Looking ahead, Dr. Palanisamy and his peers want to find additional clues as to how brown fat is developed and why it can be beneficial. 

The initial work of this study was from Dr. Palanisamy’s Areas of Concentration (AOC) program, a major part of the medical school curriculum that provides students with six months of dedicated time to conduct a scholarly project under direction of a faculty mentor.

Dr.
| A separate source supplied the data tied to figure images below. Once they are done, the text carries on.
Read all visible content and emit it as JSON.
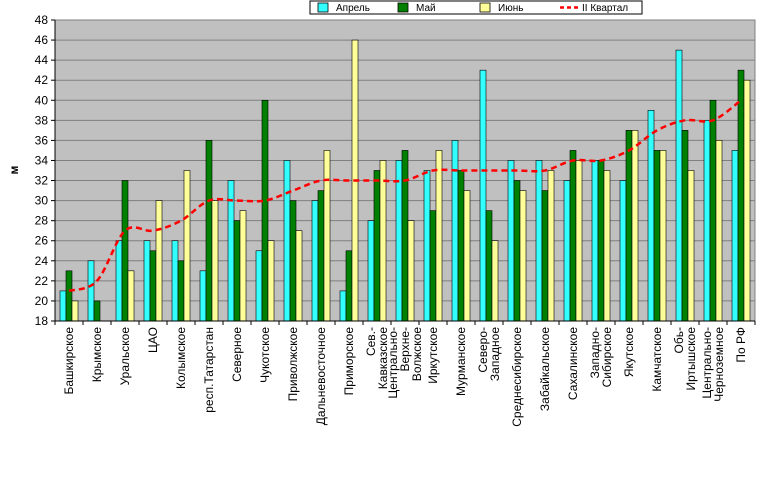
{
  "chart_data": {
    "type": "bar",
    "ylabel": "м",
    "ylim": [
      18,
      48
    ],
    "y_ticks": [
      18,
      20,
      22,
      24,
      26,
      28,
      30,
      32,
      34,
      36,
      38,
      40,
      42,
      44,
      46,
      48
    ],
    "grid": true,
    "legend_position": "top",
    "categories": [
      "Башкирское",
      "Крымское",
      "Уральское",
      "ЦАО",
      "Колымское",
      "респ.Татарстан",
      "Северное",
      "Чукотское",
      "Приволжское",
      "Дальневосточное",
      "Приморское",
      "Сев.-Кавказское",
      "Центрально-Верхне-Волжское",
      "Иркутское",
      "Мурманское",
      "Северо-Западное",
      "Среднесибирское",
      "Забайкальское",
      "Сахалинское",
      "Западно-Сибирское",
      "Якутское",
      "Камчатское",
      "Обь-Иртышское",
      "Центрально-Черноземное",
      "По РФ"
    ],
    "category_labels": [
      [
        "Башкирское"
      ],
      [
        "Крымское"
      ],
      [
        "Уральское"
      ],
      [
        "ЦАО"
      ],
      [
        "Колымское"
      ],
      [
        "респ.Татарстан"
      ],
      [
        "Северное"
      ],
      [
        "Чукотское"
      ],
      [
        "Приволжское"
      ],
      [
        "Дальневосточное"
      ],
      [
        "Приморское"
      ],
      [
        "Сев.-",
        "Кавказское"
      ],
      [
        "Центрально-",
        "Верхне-",
        "Волжское"
      ],
      [
        "Иркутское"
      ],
      [
        "Мурманское"
      ],
      [
        "Северо-",
        "Западное"
      ],
      [
        "Среднесибирское"
      ],
      [
        "Забайкальское"
      ],
      [
        "Сахалинское"
      ],
      [
        "Западно-",
        "Сибирское"
      ],
      [
        "Якутское"
      ],
      [
        "Камчатское"
      ],
      [
        "Обь-",
        "Иртышское"
      ],
      [
        "Центрально-",
        "Черноземное"
      ],
      [
        "По РФ"
      ]
    ],
    "series": [
      {
        "name": "Апрель",
        "type": "bar",
        "color": "#33ffff",
        "values": [
          21,
          24,
          26,
          26,
          26,
          23,
          32,
          25,
          34,
          30,
          21,
          28,
          34,
          33,
          36,
          43,
          34,
          34,
          32,
          34,
          32,
          39,
          45,
          38,
          35
        ]
      },
      {
        "name": "Май",
        "type": "bar",
        "color": "#008000",
        "values": [
          23,
          20,
          32,
          25,
          24,
          36,
          28,
          40,
          30,
          31,
          25,
          33,
          35,
          29,
          33,
          29,
          32,
          31,
          35,
          34,
          37,
          35,
          37,
          40,
          43
        ]
      },
      {
        "name": "Июнь",
        "type": "bar",
        "color": "#ffff99",
        "values": [
          20,
          18,
          23,
          30,
          33,
          30,
          29,
          26,
          27,
          35,
          46,
          34,
          28,
          35,
          31,
          26,
          31,
          33,
          34,
          33,
          37,
          35,
          33,
          36,
          42
        ]
      },
      {
        "name": "II Квартал",
        "type": "line",
        "color": "#ff0000",
        "values": [
          21,
          22,
          27,
          27,
          28,
          30,
          30,
          30,
          31,
          32,
          32,
          32,
          32,
          33,
          33,
          33,
          33,
          33,
          34,
          34,
          35,
          37,
          38,
          38,
          40
        ]
      }
    ]
  }
}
Palanisamy says the skills he gained from the AOC program are invaluable. “It’s important to gain some of these skills early—contacting a mentor, establishing a project, the ability to not only do research but to understand statistics, and how to communicate your work effectively, even if you’re not going into a research field. Physicians are often asked to wear many hats, including as researchers and academic scholars.”

“Weill Cornell really strives to create doctors who are going to be leaders, whether it’s being an excellent clinician, creating something in the tech side of things, or becoming an educator or a researcher,” says Dr. Palanisamy. “The school wants you to take an active role in shaping the direction of medicine.”